Interest rates on the Company's advancing term loan and line of credit are 
variable and are based on the JP Morgan Chase prime rate less 1.25% and .75%, 
respectively.


ITEM 4.  CONTROLS AND PROCEDURES

     The Company maintains disclosure controls and procedures (as defined in 
Rules 13a-5(e) and 15d-15(e) under the Exchange Act) that are designed to 
ensure that information required to be disclosed in the Company's reports 
under the Exchange Act is recorded, processed, summarized and reported within 
the time periods specified in the rules and forms of the Securities and 
Exchange Commission, and that such information is accumulated and communicated 
to the Company's management, including its President and Chief Financial 
Officer, as appropriate, to allow timely decisions regarding required 
disclosures.  Any controls and procedures, no matter how well designed and 
operated, can provide only reasonable assurance of achieving the desired 
control objectives.

     The Company's management, including its President and Chairman of the 
Board of Directors and Chief Financial Officer, evaluated the effectiveness of 
the design and operation of its disclosure controls and procedures within 90 
days of the filing date of this Quarterly Report on form 10-Q.  Based on this 
evaluation, the Company's President and Chairman of the Board of Directors and 
Chief Financial Officer have concluded that the design and operation of these 
disclosure controls and procedures are effective.  There has been no change in 
the Company's internal control over financial reporting during the quarter 
ended September 30, 2004 that has materially affected, or is reasonably likely 
to materially affect, the Company's internal control over financial reporting. 
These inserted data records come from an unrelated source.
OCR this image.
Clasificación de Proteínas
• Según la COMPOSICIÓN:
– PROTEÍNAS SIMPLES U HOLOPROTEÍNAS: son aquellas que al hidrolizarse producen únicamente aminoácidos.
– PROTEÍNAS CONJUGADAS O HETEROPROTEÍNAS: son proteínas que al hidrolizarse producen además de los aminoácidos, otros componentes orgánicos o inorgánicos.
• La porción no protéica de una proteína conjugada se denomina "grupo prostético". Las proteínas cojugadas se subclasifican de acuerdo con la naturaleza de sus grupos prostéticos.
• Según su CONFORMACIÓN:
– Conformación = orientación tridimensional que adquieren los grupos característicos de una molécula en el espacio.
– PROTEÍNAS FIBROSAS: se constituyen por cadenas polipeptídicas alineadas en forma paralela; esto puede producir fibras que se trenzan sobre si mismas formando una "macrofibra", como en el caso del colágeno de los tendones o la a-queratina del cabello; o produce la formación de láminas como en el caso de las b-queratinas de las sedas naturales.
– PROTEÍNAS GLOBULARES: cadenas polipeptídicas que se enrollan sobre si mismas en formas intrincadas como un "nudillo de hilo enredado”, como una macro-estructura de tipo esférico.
                         PART  II.   OTHER INFORMATION

Item 6.  Exhibits

              31.1  Certificate of the President and Chairman of the Board
              pursuant to Section 13a-14(a)/15d-14(a) of the Securities
              Exchange Act of 1934.

              31.2  Certificate of the Chief Financial Officer pursuant 
              to Section 13a-14(a)/15d-14(a) of the Securities Exchange
              Act of 1934.

32.1  18 U.S.C. Section 1350 Certificate of the President and 
Chairman of the Board dated November 12, 2004.
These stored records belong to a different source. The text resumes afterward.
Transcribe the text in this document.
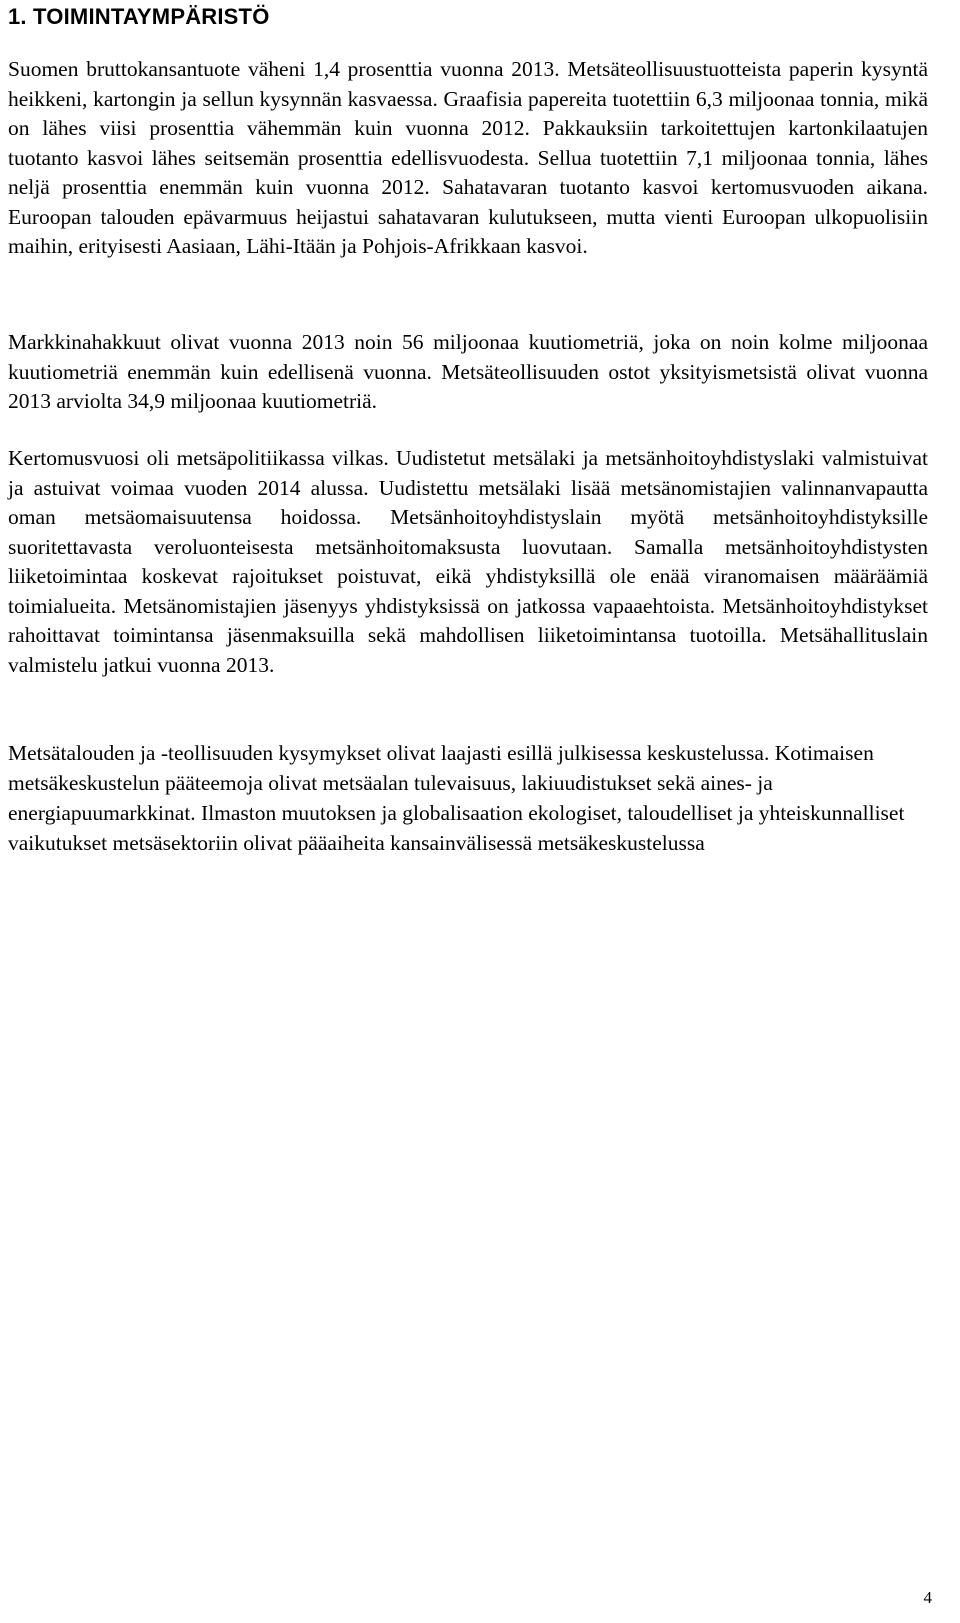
1. TOIMINTAYMPÄRISTÖ

Suomen bruttokansantuote väheni 1,4 prosenttia vuonna 2013. Metsäteollisuustuotteista paperin kysyntä heikkeni, kartongin ja sellun kysynnän kasvaessa. Graafisia papereita tuotettiin 6,3 miljoonaa tonnia, mikä on lähes viisi prosenttia vähemmän kuin vuonna 2012. Pakkauksiin tarkoitettujen kartonkilaatujen tuotanto kasvoi lähes seitsemän prosenttia edellisvuodesta. Sellua tuotettiin 7,1 miljoonaa tonnia, lähes neljä prosenttia enemmän kuin vuonna 2012. Sahatavaran tuotanto kasvoi kertomusvuoden aikana. Euroopan talouden epävarmuus heijastui sahatavaran kulutukseen, mutta vienti Euroopan ulkopuolisiin maihin, erityisesti Aasiaan, Lähi-Itään ja Pohjois-Afrikkaan kasvoi.

Markkinahakkuut olivat vuonna 2013 noin 56 miljoonaa kuutiometriä, joka on noin kolme miljoonaa kuutiometriä enemmän kuin edellisenä vuonna. Metsäteollisuuden ostot yksityismetsistä olivat vuonna 2013 arviolta 34,9 miljoonaa kuutiometriä.

Kertomusvuosi oli metsäpolitiikassa vilkas. Uudistetut metsälaki ja metsänhoitoyhdistyslaki valmistuivat ja astuivat voimaa vuoden 2014 alussa. Uudistettu metsälaki lisää metsänomistajien valinnanvapautta oman metsäomaisuutensa hoidossa. Metsänhoitoyhdistyslain myötä metsänhoitoyhdistyksille suoritettavasta veroluonteisesta metsänhoitomaksusta luovutaan. Samalla metsänhoitoyhdistysten liiketoimintaa koskevat rajoitukset poistuvat, eikä yhdistyksillä ole enää viranomaisen määräämiä toimialueita. Metsänomistajien jäsenyys yhdistyksissä on jatkossa vapaaehtoista. Metsänhoitoyhdistykset rahoittavat toimintansa jäsenmaksuilla sekä mahdollisen liiketoimintansa tuotoilla. Metsähallituslain valmistelu jatkui vuonna 2013.

Metsätalouden ja -teollisuuden kysymykset olivat laajasti esillä julkisessa keskustelussa. Kotimaisen metsäkeskustelun pääteemoja olivat metsäalan tulevaisuus, lakiuudistukset sekä aines- ja energiapuumarkkinat. Ilmaston muutoksen ja globalisaation ekologiset, taloudelliset ja yhteiskunnalliset vaikutukset metsäsektoriin olivat pääaiheita kansainvälisessä metsäkeskustelussa

4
32.2  18 U.S.C. Section 1350 Certificate of the Chief Financial 
Officer dated November 12, 2004.




                            S I G N A T U R E S

     Pursuant to the requirements of the Securities Exchange Act of 1934, the 
registrant has duly caused this report to be signed on its behalf by the 
undersigned thereunto duly authorized.

                                          THE MONARCH CEMENT COMPANY
                                                 (Registrant)
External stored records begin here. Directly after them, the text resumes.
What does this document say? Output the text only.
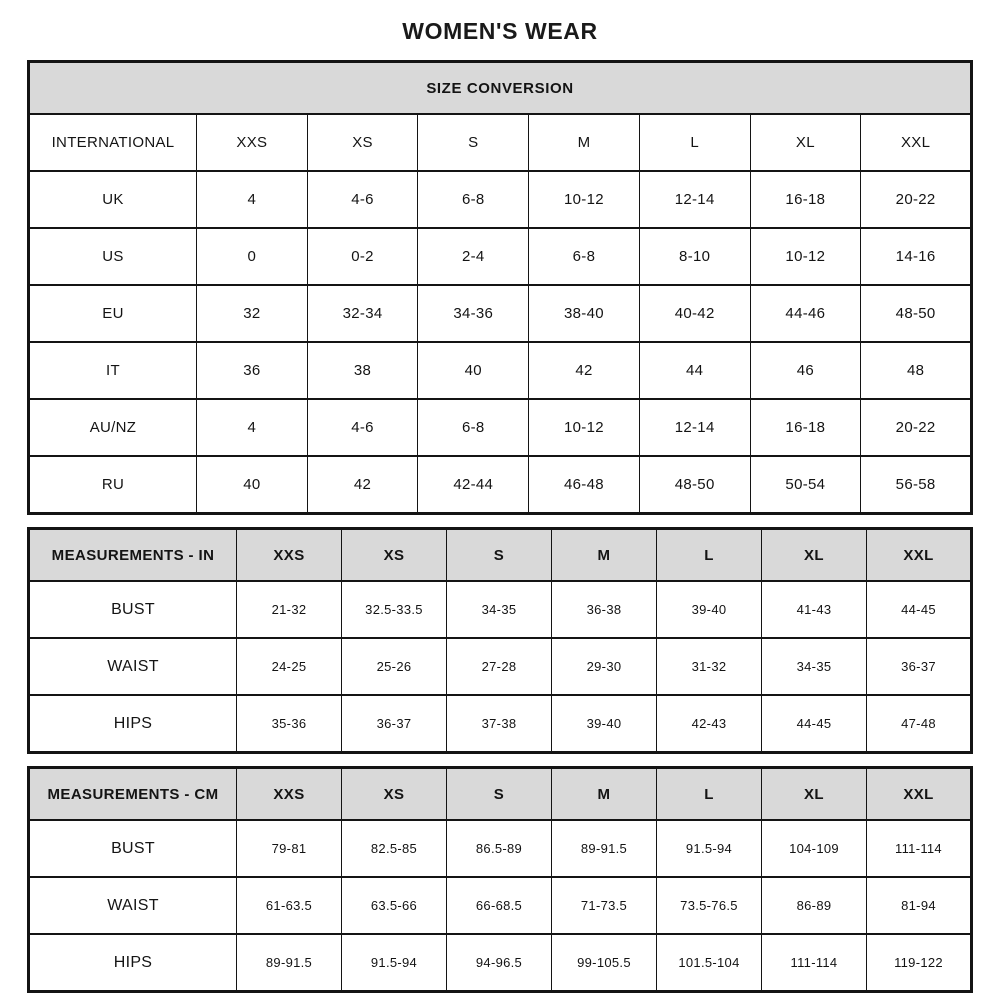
WOMEN'S WEAR
SIZE CONVERSION							
INTERNATIONAL	XXS	XS	S	M	L	XL	XXL
UK	4	4-6	6-8	10-12	12-14	16-18	20-22
US	0	0-2	2-4	6-8	8-10	10-12	14-16
EU	32	32-34	34-36	38-40	40-42	44-46	48-50
IT	36	38	40	42	44	46	48
AU/NZ	4	4-6	6-8	10-12	12-14	16-18	20-22
RU	40	42	42-44	46-48	48-50	50-54	56-58
MEASUREMENTS - IN	XXS	XS	S	M	L	XL	XXL
BUST	21-32	32.5-33.5	34-35	36-38	39-40	41-43	44-45
WAIST	24-25	25-26	27-28	29-30	31-32	34-35	36-37
HIPS	35-36	36-37	37-38	39-40	42-43	44-45	47-48
MEASUREMENTS - CM	XXS	XS	S	M	L	XL	XXL
BUST	79-81	82.5-85	86.5-89	89-91.5	91.5-94	104-109	111-114
WAIST	61-63.5	63.5-66	66-68.5	71-73.5	73.5-76.5	86-89	81-94
HIPS	89-91.5	91.5-94	94-96.5	99-105.5	101.5-104	111-114	119-122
Date    November 12, 2004                  /s/ Walter H. Wulf, Jr.          
                                          Walter H. Wulf, Jr.
                                          President and 
                                          Chairman of the Board



Date    November 12, 2004                  /s/ Debra P. Roe                 
                                          Debra P. Roe, CPA
                                          Chief Financial Officer and
                                          Assistant Secretary-Treasurer





                                 EXHIBIT INDEX


 Exhibit
 Number                            Description                   

 31.1            Certificate of the President and Chairman of the
                   Board pursuant to Section 13a-14(a)/15d-14(a)
                   of the Securities Exchange Act of 1934

 31.2            Certificate of the Chief Financial Officer
                   pursuant to Section 13a-14(a)/15d-14(a)
                   of the Securities Exchange Act of 1934

 32.1            18 U.S.C. Section 1350 Certificate of the President
                   and Chairman of the Board dated November 12, 2004.

 32.2            18 U.S.C. Section 1350 Certificate of the Chief 
                   Financial Officer dated November 12, 2004.